Referendum

Referendum: Di Maio, sento odore di brogli

Rossi: il linguaggio è truce, può finire a botte. De Vincenti: Berlusconi ci ripensi sul No

Redazione ANSA

"Sento odore di brogli, abbiamo visto più volte che ci sono stati e potrebbero esserci anche in questo caso. Abbiamo chiesto un osservatorio sulle nostre modalità di voto". E' l'allarme lanciato dal vicepresidente della Camera Luigi Di Maio (M5s), che ad Agorà su RaiTre ha sottolineato il "pericolo" sul voto degli italiani all'estero ed ha annunciato: "Siamo pronti a ricorsi su tutto il territorio nazionale nel momento in cui ci dovessero essere dei brogli".

Di Maio ha quindi replicato al premier Renzi sull'eterogeneità della compagine schierata per il No: "Noi 'accozzaglia'? Il governo di Renzi è accozzaglia. Il premier eviti di fare la morale e guardi a casa sua". ED ha spiegato che "se vince il No il Parlamento è attrezzato per fare una nuova legge elettorale in due-tre settimane, poi si vada a votare. Se la legge elettorale deve diventare la scusa per tirare a campare fino al 2018 non ci stiamo".

Cerca di smorzare i toni il governatore della Toscana Enrico Rossi (Pd) secondo il quale nella campagna per il referendum costituzionale "il linguaggio sta diventando davvero truce ed eccessivo: a volte mi capita di pensare che se un gruppo di giovani in un'assemblea ascoltasse il linguaggio dei politici e lo prendesse sul serio, forse quei giovani finirebbero per fare a botte fra di loro".

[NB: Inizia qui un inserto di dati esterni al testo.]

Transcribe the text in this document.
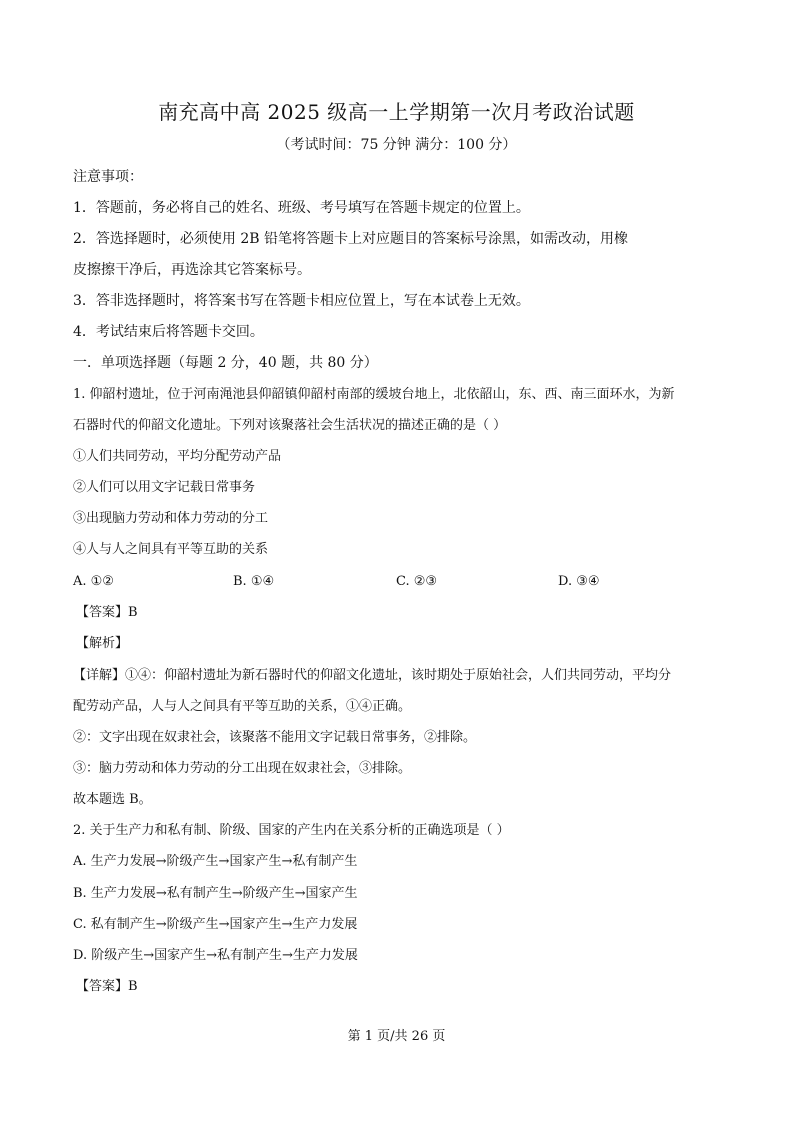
南充高中高 2025 级高一上学期第一次月考政治试题
（考试时间：75 分钟 满分：100 分）
注意事项：
1．答题前，务必将自己的姓名、班级、考号填写在答题卡规定的位置上。
2．答选择题时，必须使用 2B 铅笔将答题卡上对应题目的答案标号涂黑，如需改动，用橡
皮擦擦干净后，再选涂其它答案标号。
3．答非选择题时，将答案书写在答题卡相应位置上，写在本试卷上无效。
4．考试结束后将答题卡交回。
一．单项选择题（每题 2 分，40 题，共 80 分）
1. 仰韶村遗址，位于河南渑池县仰韶镇仰韶村南部的缓坡台地上，北依韶山，东、西、南三面环水，为新
石器时代的仰韶文化遗址。下列对该聚落社会生活状况的描述正确的是（ ）
①人们共同劳动，平均分配劳动产品
②人们可以用文字记载日常事务
③出现脑力劳动和体力劳动的分工
④人与人之间具有平等互助的关系
A. ①②	B. ①④	C. ②③	D. ③④
【答案】B
【解析】
【详解】①④：仰韶村遗址为新石器时代的仰韶文化遗址，该时期处于原始社会，人们共同劳动，平均分
配劳动产品，人与人之间具有平等互助的关系，①④正确。
②：文字出现在奴隶社会，该聚落不能用文字记载日常事务，②排除。
③：脑力劳动和体力劳动的分工出现在奴隶社会，③排除。
故本题选 B。
2. 关于生产力和私有制、阶级、国家的产生内在关系分析的正确选项是（ ）
A. 生产力发展→阶级产生→国家产生→私有制产生
B. 生产力发展→私有制产生→阶级产生→国家产生
C. 私有制产生→阶级产生→国家产生→生产力发展
D. 阶级产生→国家产生→私有制产生→生产力发展
【答案】B
第 1 页/共 26 页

"Purtroppo alla fine avremo un Paese dilaniato e diviso - ha aggiunto - che dovrà essere ricucito qualunque sia l'esito del referendum". Ma dice no ai ricorsi da parte di uno dei due schieramenti in caso di sconfitta: "O c'è un'evidenza" per cui "la truffa è stata così grave, e quindi ha inciso e ha determinato il voto", oppure "se l'espressione dei cittadini e chiara è limpida, io credo che bisogna accettare il risultato elettorale, anche perché questa è una delle poche certezze che i cittadini possono avere".

"Ci sono tanti casi - ha spiegato - nei quali il voto si è spostato per decine di migliaia di cittadini che hanno votato in un modo o in un altro ma poi dopo è giusto che si lascino da parte le carte da bollo se possibile". Se poi ci saranno fondati motivi per ricorrere, per Rossi le questioni "saranno affrontate nelle sedi opportune", sottolineando però che "l'impatto è pesante". 

Il sottosegretario alla Presidenza del Consiglio Claudio De Vincenti si sofferma invece sul futuro politico del governo e sulle parole del vicesegretario del Pd Guerini secondo il quale in caso di vittoria del No si andrebbe alle urne entro l'estate: "Tutto sarà deciso dal premier e dal Presidente Mattarella. Tuttavia vincerà il 'Sì". E lancia un ultimo appello a Berlusconi affinché ripensi alla sua posizione a favore del No: "Sta sbagliando a votare 'no'. Quel voto per lui è una contraddizione".